Flanery's hike toward her stand was interrupted by the sound of antlers -- two sets of antlers from bucks that were sparring.
"I slowly and cautiously worked my way toward the sound to try to get a glimpse of the bucks," Flanery said. "I snuck over to some pines that would provide some cover. After looking around, I finally spotted two deer and one was a big buck.
"I maneuvered for a better look, doing my best not to spook them. I watched them stand there out of bow range at a distance of 250 feet. I was excited about the possibility of getting a shot at one of the bucks, if they would only come my way.
"My excitement turned to disappointment," Flanery continued, "when I saw them turn and start to walk away from me instead of toward me. But I wasn't disappointed for long. Somebody started a vehicle in the direction the bucks were going, which suddenly spooked them back my way.
"I prepared myself for a possible shot and waited for them to appear, and then waited some more. It seemed like it was taking them longer than expected to reappear. I hoped they didn't change directions again.
"Finally, one of the bucks suddenly appeared and walked around the end of a fence 50 feet away. What an adrenaline rush! All I could hear was my heart pounding. I began shaking and couldn't breathe.
"Fortunately, drawing my bow had a calming effect. It forced me to focus on the familiar routine of aiming to make an accurate shot. I aimed for the heart and released. My arrow hit a little high, but I knew I still made a good shot."
The fact that the buck was down within 80 feet confirmed the arrow was well placed. The distance the arrowed whi
tetail traveled after the hit was reduced, no doubt, because it slammed into the fence it walked around moments earlier. The force of the whitetail hitting the fence broke four posts off at ground level.
Flanery said she had feelings of shock and disbelief about what happened after it was over. She shot the buck with a 45-pound pull Hoyt Sport Rebel XT bow that has a 65 percent let-off at full draw. She was shooting aluminum arrows tipped with four-blade, 90-grain Wasp broadheads. Her bow is fitted with one sight pin set for 35 yards. She shoots her bow with bare fingers, not using a glove or tab.
The buck was 4 1/2 or 5 1/2 years old. After shooting the deer, Flanery talked to someone who has trail camera photos of the buck over a three-year period -- 2004 through 2006. But what many people don't realize, is the buck Flanery shot was the smaller of the two she heard sparring.
The one she didn't get is the one she thought was a big buck, although the one she ended up shooting proved to be bigger than she thought it was. The Flanery buck is a mainframe 10-point, with three sticker points more than an inch long on the bases of the antlers.
"The mainframe on the buck my deer was sparring with was at least a 10 like the one I got," Flanery wrote, "but it was much bigger, wider and taller. It was definitely bigger."
It's clear from Flanery's description that the second buck most likely had antlers large enough to qualify for all-time listing in Boone and Crockett Records.

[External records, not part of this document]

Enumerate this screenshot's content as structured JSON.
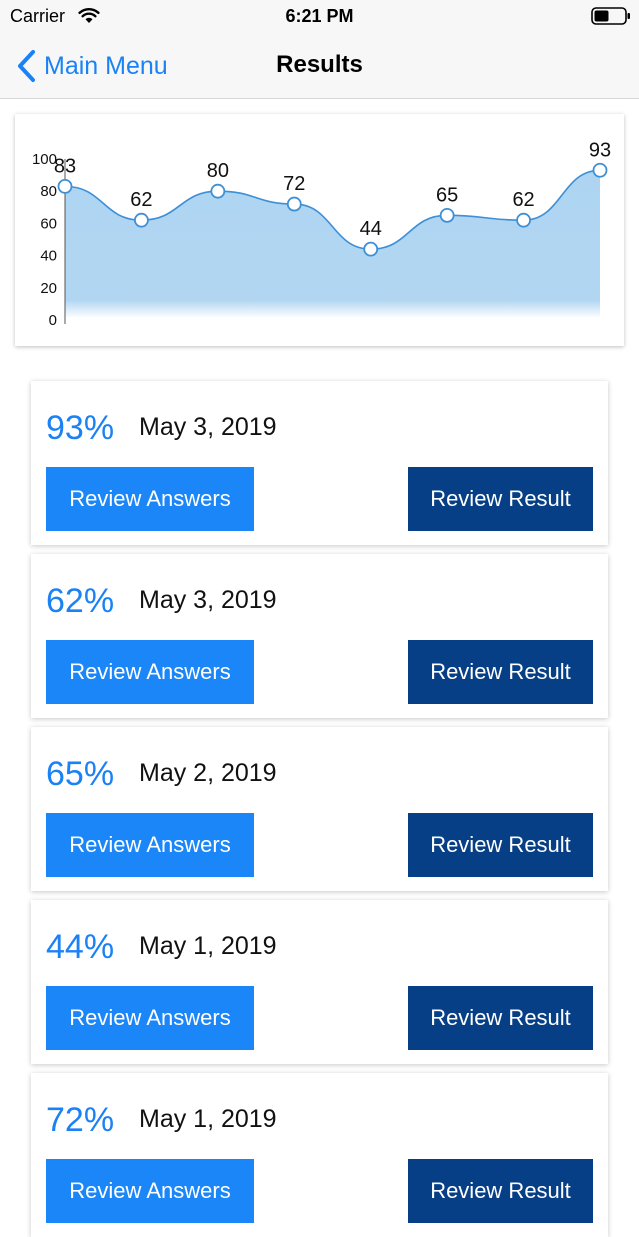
{
  "status_bar": {
    "carrier": "Carrier",
    "time": "6:21 PM"
  },
  "nav": {
    "back_label": "Main Menu",
    "title": "Results"
  },
  "colors": {
    "accent": "#1a82f5",
    "answers_button": "#1a86f7",
    "result_button": "#063f85",
    "chart_line": "#3d8fd6",
    "chart_fill": "#a9d2f1"
  },
  "chart_data": {
    "type": "area",
    "y_ticks": [
      "0",
      "20",
      "40",
      "60",
      "80",
      "100"
    ],
    "values": [
      83,
      62,
      80,
      72,
      44,
      65,
      62,
      93
    ],
    "ylim": [
      0,
      100
    ],
    "grid": false
  },
  "results": [
    {
      "score": "93%",
      "date": "May 3, 2019",
      "answers_label": "Review Answers",
      "result_label": "Review Result"
    },
    {
      "score": "62%",
      "date": "May 3, 2019",
      "answers_label": "Review Answers",
      "result_label": "Review Result"
    },
    {
      "score": "65%",
      "date": "May 2, 2019",
      "answers_label": "Review Answers",
      "result_label": "Review Result"
    },
    {
      "score": "44%",
      "date": "May 1, 2019",
      "answers_label": "Review Answers",
      "result_label": "Review Result"
    },
    {
      "score": "72%",
      "date": "May 1, 2019",
      "answers_label": "Review Answers",
      "result_label": "Review Result"
    }
  ]
}
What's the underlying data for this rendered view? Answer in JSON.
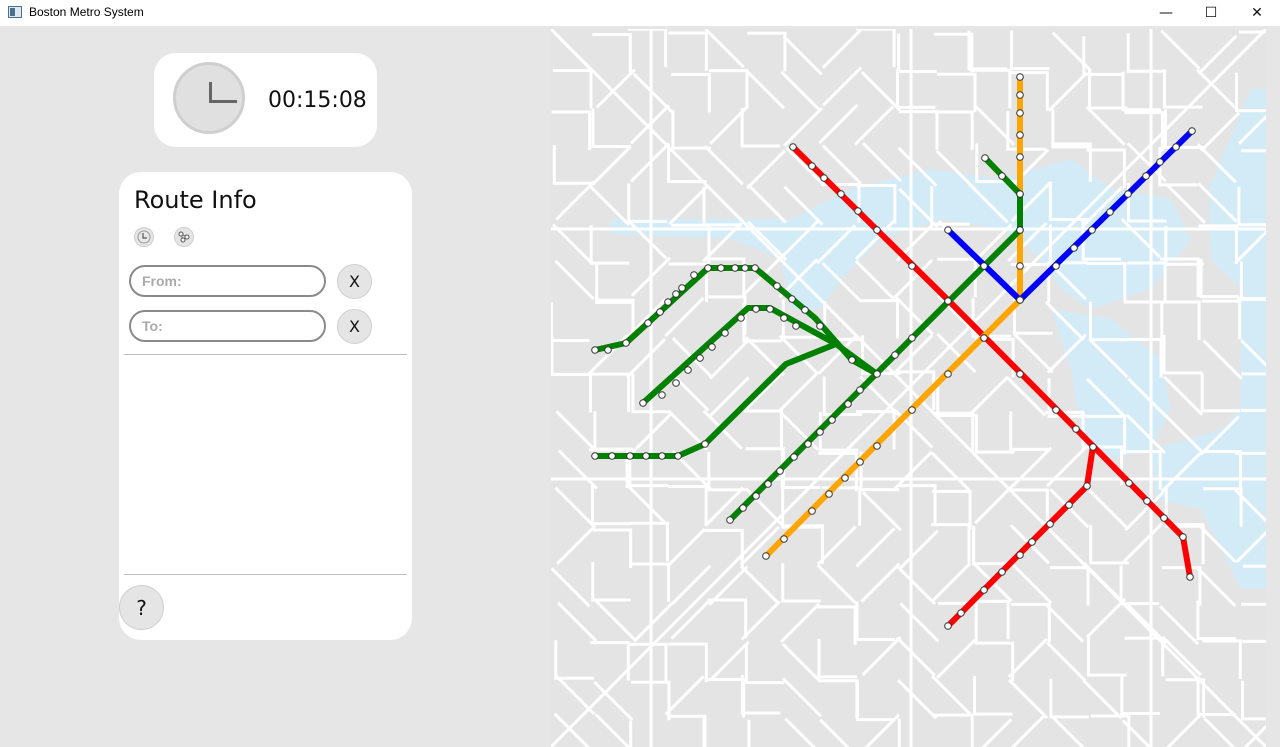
{
  "window": {
    "title": "Boston Metro System",
    "minimize": "—",
    "maximize": "☐",
    "close": "✕"
  },
  "clock": {
    "icon": "clock-icon",
    "time": "00:15:08"
  },
  "route_info": {
    "title": "Route Info",
    "mode_buttons": [
      {
        "icon": "clock-icon"
      },
      {
        "icon": "network-icon"
      }
    ],
    "from": {
      "placeholder": "From:",
      "value": "",
      "clear_label": "X"
    },
    "to": {
      "placeholder": "To:",
      "value": "",
      "clear_label": "X"
    },
    "help_label": "?"
  },
  "map": {
    "water_color": "#d2ebf7",
    "street_color": "#ffffff",
    "lines": [
      {
        "color": "#ff0000",
        "stations": 27
      },
      {
        "color": "#ffa500",
        "stations": 19
      },
      {
        "color": "#008000",
        "stations": 58
      },
      {
        "color": "#0000ff",
        "stations": 12
      }
    ]
  }
}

Since her whitetail scored in the 180s, it's safe to conclude the other deer would have measured at least in the 190s.
Flanery said the feeling of taking a buck of the caliber she did is like winning the lottery. She also had a hard time believing the antlers were of state-record proportions when CBM's Lonnie Buck measured them.
"A lot of people hunt all their lives and may never get the opportunity I got that morning," Flanery wrote, "but it just goes to show you that you never know when a chance and luck may happen. Hunting is relaxing as well as exciting and a great gift. Just seeing the woods come to life in the morning and anticipating what could come by you are a couple of the reasons I hunt."
She hopes her story motivates other women to try deer hunting.